Sevginin yıkamayacağı hiçbir engel yoktur... Trafik kazasında felç olan eşine gözü gibi bakan Kader Bulu “Onun tutmayan bir kolu, bir bacağı olmaya çalışıyorum”
Aşk ve sevgiyle birbirlerine sıkı sıkıya bağlanan çiftler, “Sevgimiz ve saygımız engellerin üstündedir”Birbirlerine delilercesine seven iki gencin bitmek, tükenmek bitmeyen ve ömür boyu sürecek aşk hikayesi 2012 yılında başladı.

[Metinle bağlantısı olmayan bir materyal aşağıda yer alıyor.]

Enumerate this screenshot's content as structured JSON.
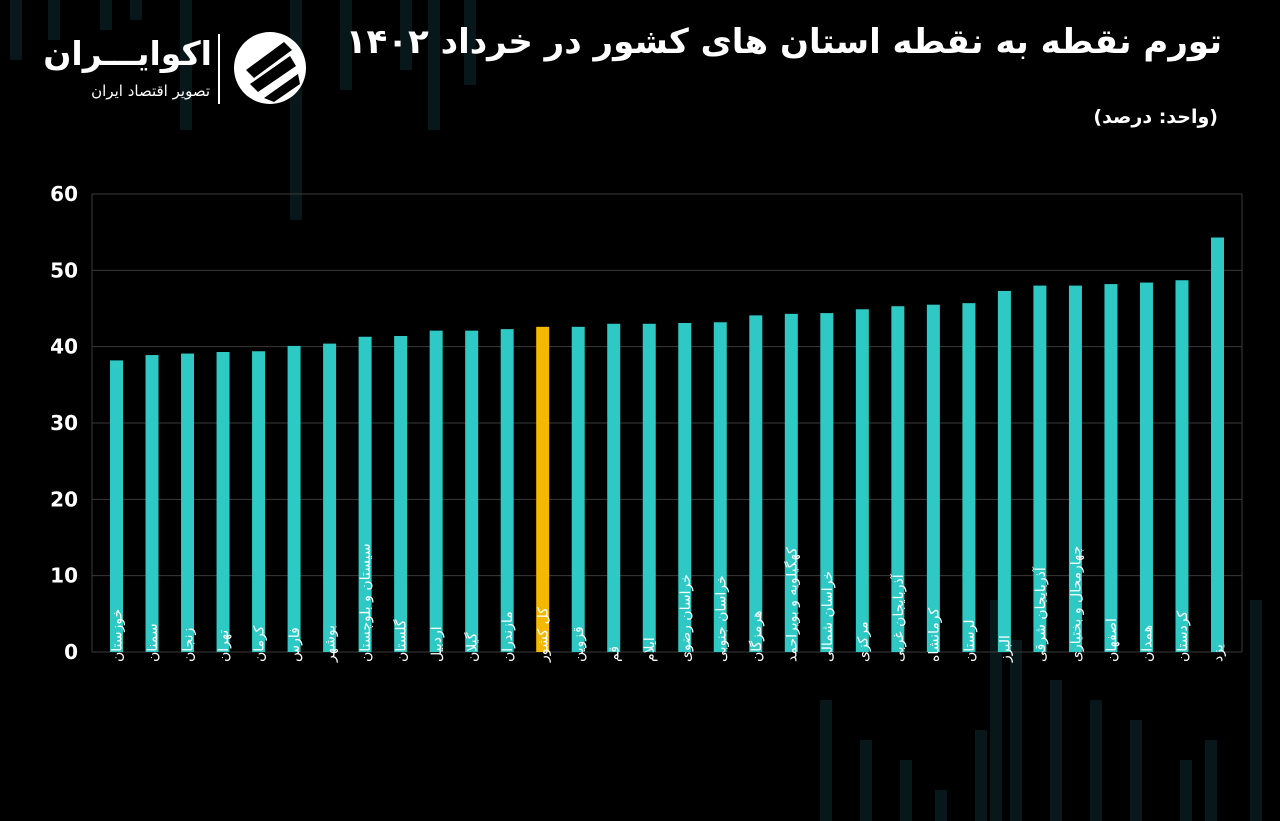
{
  "header": {
    "title": "تورم نقطه به نقطه استان های کشور در خرداد ۱۴۰۲",
    "unit_label": "(واحد: درصد)"
  },
  "brand": {
    "name": "اکوایـــران",
    "tagline": "تصویر اقتصاد ایران",
    "logo_icon": "ekoiran-logo-icon"
  },
  "colors": {
    "background": "#000000",
    "bar": "#2ec9c4",
    "highlight_bar": "#f5b800",
    "grid": "#3a3a3a",
    "text": "#ffffff"
  },
  "chart_data": {
    "type": "bar",
    "title": "تورم نقطه به نقطه استان های کشور در خرداد ۱۴۰۲",
    "ylabel": "",
    "xlabel": "",
    "ylim": [
      0,
      60
    ],
    "yticks": [
      0,
      10,
      20,
      30,
      40,
      50,
      60
    ],
    "ytick_labels": [
      "0",
      "10",
      "20",
      "30",
      "40",
      "50",
      "60"
    ],
    "grid": true,
    "highlight_category": "کل کشور",
    "categories": [
      "خوزستان",
      "سمنان",
      "زنجان",
      "تهران",
      "کرمان",
      "فارس",
      "بوشهر",
      "سیستان و بلوچستان",
      "گلستان",
      "اردبیل",
      "گیلان",
      "مازندران",
      "کل کشور",
      "قزوین",
      "قم",
      "ایلام",
      "خراسان رضوی",
      "خراسان جنوبی",
      "هرمزگان",
      "کهگیلویه و بویراحمد",
      "خراسان شمالی",
      "مرکزی",
      "آذربایجان غربی",
      "کرمانشاه",
      "لرستان",
      "البرز",
      "آذربایجان شرقی",
      "چهارمحال و بختیاری",
      "اصفهان",
      "همدان",
      "کردستان",
      "یزد"
    ],
    "values": [
      38.2,
      38.9,
      39.1,
      39.3,
      39.4,
      40.1,
      40.4,
      41.3,
      41.4,
      42.1,
      42.1,
      42.3,
      42.6,
      42.6,
      43.0,
      43.0,
      43.1,
      43.2,
      44.1,
      44.3,
      44.4,
      44.9,
      45.3,
      45.5,
      45.7,
      47.3,
      48.0,
      48.0,
      48.2,
      48.4,
      48.7,
      54.3
    ]
  }
}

Birbirlerini ilk gördüklerinde sırıl sıklam aşık olan gençlerin ölümsüz aşkları her geçen günde sevgi ve saygıyla da artarak büyüyor..
Fatsa Devlet Hastanesinde eşi Murat Bulu’nun tedavisi bulunduğu sırada karşılaştığımız Kader Bulu, eşine ender rastlanan ölümsüz hayat hikayesini gazetemize anlattı.

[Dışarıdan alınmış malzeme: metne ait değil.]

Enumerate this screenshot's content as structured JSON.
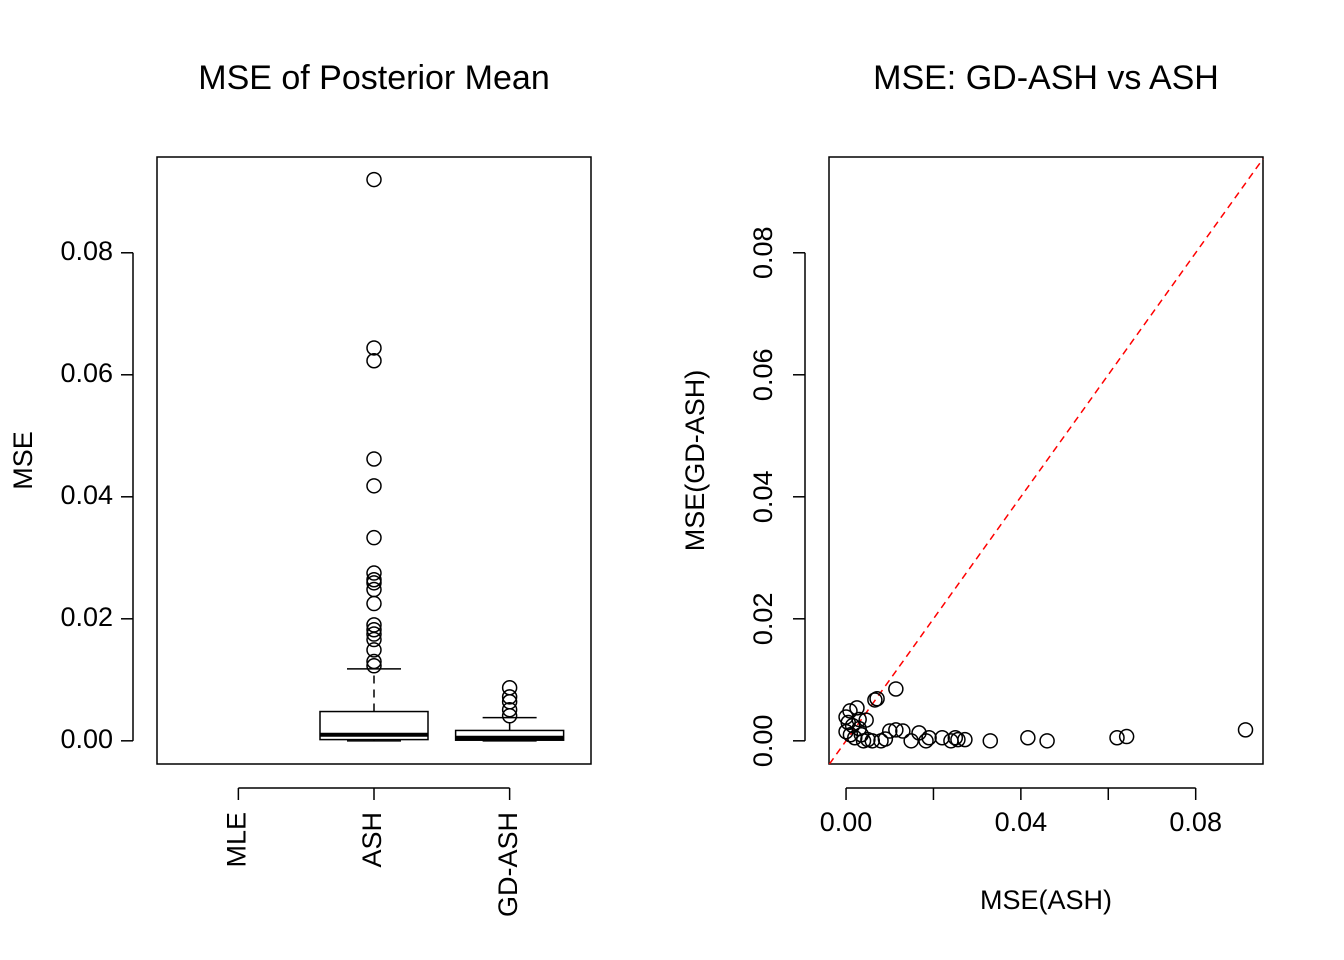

Murat ile tanışmamız 2012 yılının Kasım ayında oldu. Sonrasında Aralık ayında nişanlandık. 2013 yılının Eylül ayında kaçarak evlendik. Ardından iki yıl sonra eşimi askere gönderdim. On beş ay askerlik yaptıktan sonra terhis olup eve geri döndü. Bir ay sonra trafik kazası geçirdi ve hayat bizim için yeniden başladı. Çok zor bir süreçti. Eşimi hastaneye kaldırdığımızda omurilik felci olduğunu, bir daha asla yürümeyeceğini doktorlardan öğrendik. İkimizde 21 yaşında ve tecrübesizdik. Ordu Devlet hastanesinde 28 gün yattık. Çeşitli ameliyatlar sonrasında taburcu olduk. Eve geldikten sonra çevre baskısı ile karşı karşıya kaldım. Eşimi bırakmamla alakalı sözler çok oldu. Ben bu konuşmalara ve bu baskılara aldırış etmeden eşime sevgiyle, saygıyla daha çok bağlandım. Yedi yıldan beri omurilik felci olarak hayatımıza devam ediyoruz. Çocuğumuz olmadığı için eşim felçli iken tüp bebek denemeye karar verdik.

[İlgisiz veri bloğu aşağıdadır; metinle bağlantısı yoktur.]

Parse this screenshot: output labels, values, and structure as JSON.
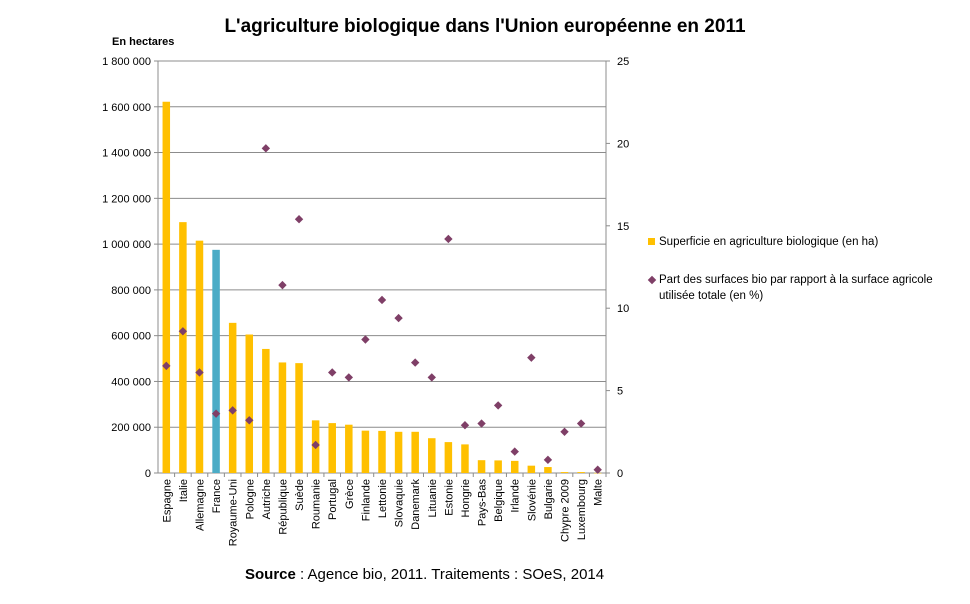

Ankara ve Ordu olmak üzere iki defa tüp bebek denedik fakat başarısız oldu. Üzüldük ama hayattan kopmadık. Eşimle birbirimize daha çok bağlandık. Her zaman kendimi eşimin yerine koydum. Onun tutmayan bir kolu bir bacağı olmaya çalışıyorum. Ve yaşadığım sürece bu böyle devam edecek. Tabiiki maddi manevi zor bir sürece girdik. Sıkıntılar çektik, zorluklar gördük, ama eşimle hayata tutunmaya çalışıyoruz. Trabzon, Ankara, Kütahya, Nevşehir, Giresun, Samsun ve Ordu’daki hastanelerde günlerce, hatta aylarca tedaviler gördük. Yabancı şehirler, yabancı insanlarla hep iç içe olduk. Ama asla yılmadık. Güneş bize yeniden doğacak umuduyla. Allah’a şükür ederek hayatımıza devam ediyoruz. Bu hikayeyi anlatmamızın amacı insanların daha duyarlı ve anlayışlı olmalarını istememizdir. Engelli insanlara başka bir varlıkmış gibi bakan gözlerden rahatsızlık duyduğumuzdandır. Sonuç olarak onlarda insan. Vücutlarından kaybettikleri parçalar olabilir. Ama insan sadece dış görünüşten ibaret değildir. Son olarak söylemek istediğimiz, engelli bireylere farklı gözlerle bakılmasını istemiyoruz. Sağlıklı insanlardan tek isteğimiz, engelli vatandaşların önüne yeni engeller çıkarmamaları. Sevdiğiniz insanlara eşimle benim olduğum gibi sıkı sıkıya sarılın ve onları çok sevin. Sevginin yıkamayacağı hiçbir engel yoktur.